/*
* SkippingTokenizer.java 1.0 Michael Zanussi
*
* Copyright (C) 2004 Michael Zanussi
*
* Permission to use, copy, modify, and distribute this software
* and its documentation for NON-COMMERCIAL purposes and without
* fee is hereby granted provided that this copyright notice
* appears in all copies.
*/
package com.michaelzanussi.bayesian;
/**
* An object that splits a string into smaller strings (tokens) based on
* delimiters. Modeled after Java's StringTokenizer class, but with slightly
* less functionality. However, it will optionally exclude from tokens any
* undesirable characters (ergo the name, skipping).
*
* @author <a href="mailto:admin@michaelzanussi.com">Michael Zanussi</a>
* @version 1.0 (20 Feb 2004)
*/
public interface SkippingTokenizer {
/**
* Determines if there are more tokens remaining in the string.
*
* @return <code>true</code> if there are more tokens remaining
* in the string.
*/
public boolean hasMoreTokens();
/**
* Returns the next token in the string. Dependent on the
* delimiters used and whether certain types of characters
* (such as whitespace, punctuation, etc.) are discarded or
* not.
*
* @return the next token in the string.
*/
public String nextToken();
/**
* Sets the tokenizer with the string to tokenize. Necessary
* since dynamically loading classes with newInstance()

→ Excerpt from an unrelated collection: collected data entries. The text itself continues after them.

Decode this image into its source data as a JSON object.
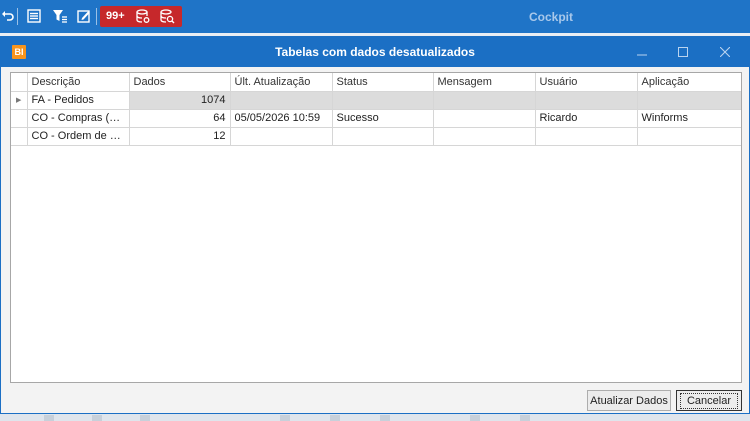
{
  "toolbar": {
    "badge_count": "99+",
    "app_title": "Cockpit",
    "icons": [
      "undo-icon",
      "list-icon",
      "filter-icon",
      "edit-icon",
      "database-settings-icon",
      "database-search-icon"
    ]
  },
  "dialog": {
    "logo_text": "BI",
    "title": "Tabelas com dados desatualizados",
    "columns": [
      "Descrição",
      "Dados",
      "Últ. Atualização",
      "Status",
      "Mensagem",
      "Usuário",
      "Aplicação"
    ],
    "rows": [
      {
        "descricao": "FA - Pedidos",
        "dados": "1074",
        "ultima_atualizacao": "",
        "status": "",
        "mensagem": "",
        "usuario": "",
        "aplicacao": ""
      },
      {
        "descricao": "CO - Compras (Notas)",
        "dados": "64",
        "ultima_atualizacao": "05/05/2026 10:59",
        "status": "Sucesso",
        "mensagem": "",
        "usuario": "Ricardo",
        "aplicacao": "Winforms"
      },
      {
        "descricao": "CO - Ordem de Com...",
        "dados": "12",
        "ultima_atualizacao": "",
        "status": "",
        "mensagem": "",
        "usuario": "",
        "aplicacao": ""
      }
    ],
    "buttons": {
      "update": "Atualizar Dados",
      "cancel": "Cancelar"
    }
  },
  "colors": {
    "toolbar_bg": "#1f74c7",
    "dialog_title_bg": "#1b6fc4",
    "badge_bg": "#c6282b",
    "logo_bg": "#f7941d",
    "selected_row_bg": "#dcdcdc"
  }
}
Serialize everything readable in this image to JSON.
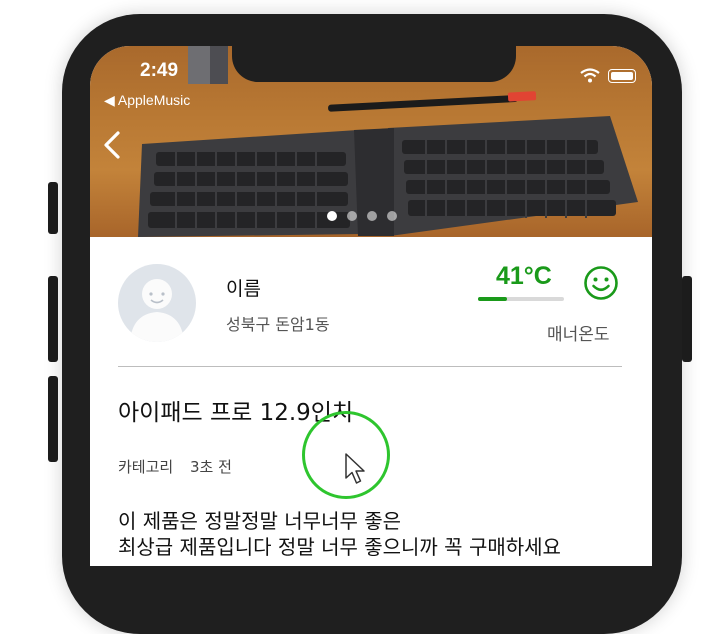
{
  "status_bar": {
    "time": "2:49",
    "back_app": "◀ AppleMusic"
  },
  "photo": {
    "page_count": 4,
    "active_index": 0
  },
  "profile": {
    "name": "이름",
    "location": "성북구 돈암1동",
    "temperature": "41°C",
    "temperature_fill_fraction": 0.34,
    "manner_label": "매너온도",
    "accent_color": "#1a9a1a"
  },
  "product": {
    "title": "아이패드 프로 12.9인치",
    "category": "카테고리",
    "time_ago": "3초 전",
    "description_lines": [
      "이 제품은 정말정말 너무너무 좋은",
      "최상급 제품입니다 정말 너무 좋으니까 꼭 구매하세요"
    ]
  },
  "icons": [
    "back-chevron-icon",
    "wifi-icon",
    "battery-icon",
    "smile-icon",
    "mouse-cursor-icon"
  ]
}
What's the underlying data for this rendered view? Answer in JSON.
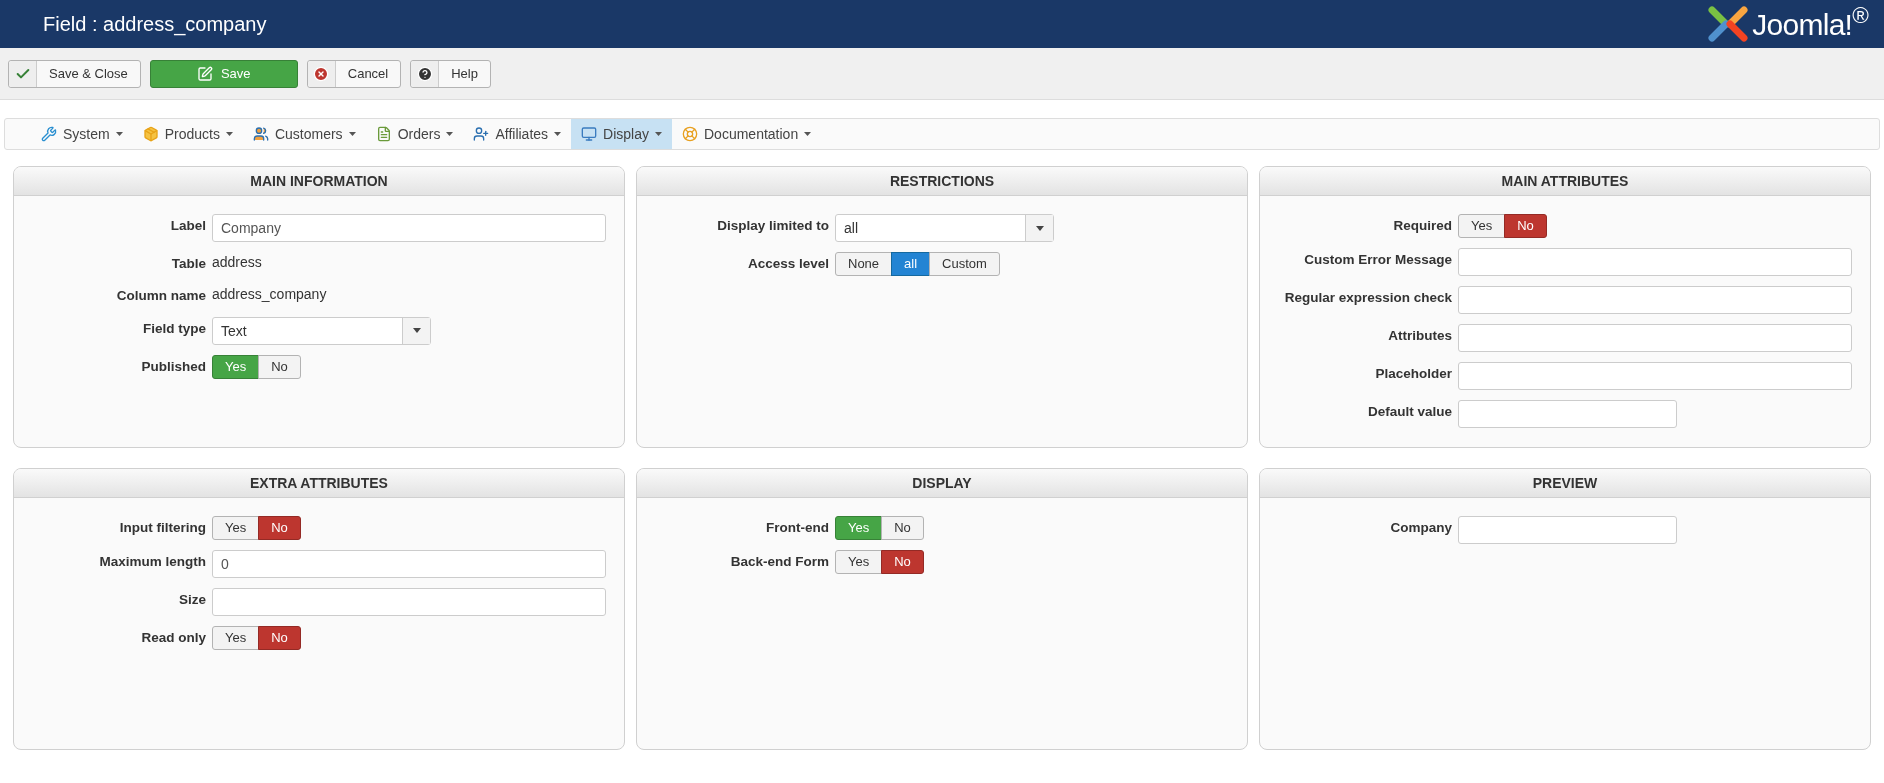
{
  "window": {
    "title": "Field : address_company"
  },
  "logo": {
    "text": "Joomla!$^{®}$"
  },
  "toolbar": [
    {
      "label": "Save & Close",
      "kind": "default"
    },
    {
      "label": "Save",
      "kind": "primary"
    },
    {
      "label": "Cancel",
      "kind": "default"
    },
    {
      "label": "Help",
      "kind": "default"
    }
  ],
  "menu": [
    {
      "label": "System",
      "selected": false
    },
    {
      "label": "Products",
      "selected": false
    },
    {
      "label": "Customers",
      "selected": false
    },
    {
      "label": "Orders",
      "selected": false
    },
    {
      "label": "Affiliates",
      "selected": false
    },
    {
      "label": "Display",
      "selected": true
    },
    {
      "label": "Documentation",
      "selected": false
    }
  ],
  "panels": [
    {
      "title": "MAIN INFORMATION",
      "fields": [
        {
          "label": "Label",
          "kind": "text",
          "value": "Company"
        },
        {
          "label": "Table",
          "kind": "static",
          "value": "address"
        },
        {
          "label": "Column name",
          "kind": "static",
          "value": "address_company"
        },
        {
          "label": "Field type",
          "kind": "select",
          "value": "Text"
        },
        {
          "label": "Published",
          "kind": "yesno",
          "options": [
            {
              "label": "Yes",
              "selected": true
            },
            {
              "label": "No",
              "selected": false
            }
          ]
        }
      ]
    },
    {
      "title": "RESTRICTIONS",
      "fields": [
        {
          "label": "Display limited to",
          "kind": "select",
          "value": "all"
        },
        {
          "label": "Access level",
          "kind": "choice",
          "options": [
            {
              "label": "None",
              "selected": false
            },
            {
              "label": "all",
              "selected": true
            },
            {
              "label": "Custom",
              "selected": false
            }
          ]
        }
      ]
    },
    {
      "title": "MAIN ATTRIBUTES",
      "fields": [
        {
          "label": "Required",
          "kind": "yesno",
          "options": [
            {
              "label": "Yes",
              "selected": false
            },
            {
              "label": "No",
              "selected": true
            }
          ]
        },
        {
          "label": "Custom Error Message",
          "kind": "text"
        },
        {
          "label": "Regular expression check",
          "kind": "text"
        },
        {
          "label": "Attributes",
          "kind": "text"
        },
        {
          "label": "Placeholder",
          "kind": "text"
        },
        {
          "label": "Default value",
          "kind": "short_text"
        }
      ]
    },
    {
      "title": "EXTRA ATTRIBUTES",
      "fields": [
        {
          "label": "Input filtering",
          "kind": "yesno",
          "options": [
            {
              "label": "Yes",
              "selected": false
            },
            {
              "label": "No",
              "selected": true
            }
          ]
        },
        {
          "label": "Maximum length",
          "kind": "text",
          "value": "0"
        },
        {
          "label": "Size",
          "kind": "text"
        },
        {
          "label": "Read only",
          "kind": "yesno",
          "options": [
            {
              "label": "Yes",
              "selected": false
            },
            {
              "label": "No",
              "selected": true
            }
          ]
        }
      ]
    },
    {
      "title": "DISPLAY",
      "fields": [
        {
          "label": "Front-end",
          "kind": "yesno",
          "options": [
            {
              "label": "Yes",
              "selected": true
            },
            {
              "label": "No",
              "selected": false
            }
          ]
        },
        {
          "label": "Back-end Form",
          "kind": "yesno",
          "options": [
            {
              "label": "Yes",
              "selected": false
            },
            {
              "label": "No",
              "selected": true
            }
          ]
        }
      ]
    },
    {
      "title": "PREVIEW",
      "fields": [
        {
          "label": "Company",
          "kind": "short_text"
        }
      ]
    }
  ]
}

* requires classes with no-arg constructors, so the string
* to tokenize has to be set with a helper function.
*
* @param string the string to tokenize.
* @throws NullPointerException if string to tokenize is <code>null</code>.
*/
public void setStringToTokenize( String string );
/**
* If <code>true</code>, tokenizer will <b>not</b> discard punctuation.
* Punctuation is defined as any character other than whitespace,
* a letter, or a digit. By default, punctuation is retained.
*
* @param keep <code>true</code> if punctuation is desired.
*/
public void keepPunctuation( boolean keep );
/**
* If <code>true</code>, tokenizer will <b>not</b> discard whitespace.
* Whitespace is defined as non-printable characters including (but not
* limited to) space, horizontal and vertical tabs, newlines, and carriage
* returns. By default, whitespace is discarded.
*
* @param keep <code>true</code> if whitespace is desired.
*/
public void keepWhitespace( boolean keep );
/**
* Specifies an exact number of contiguous characters a token will contain.
*
* @param value the number of contiguous characters.
*/
public void setNGram( int value );
/**
* Returns the number of HTML tags encountered.
*
* @return the number of HTML tags encountered.
*/
// public int getTags();
}
|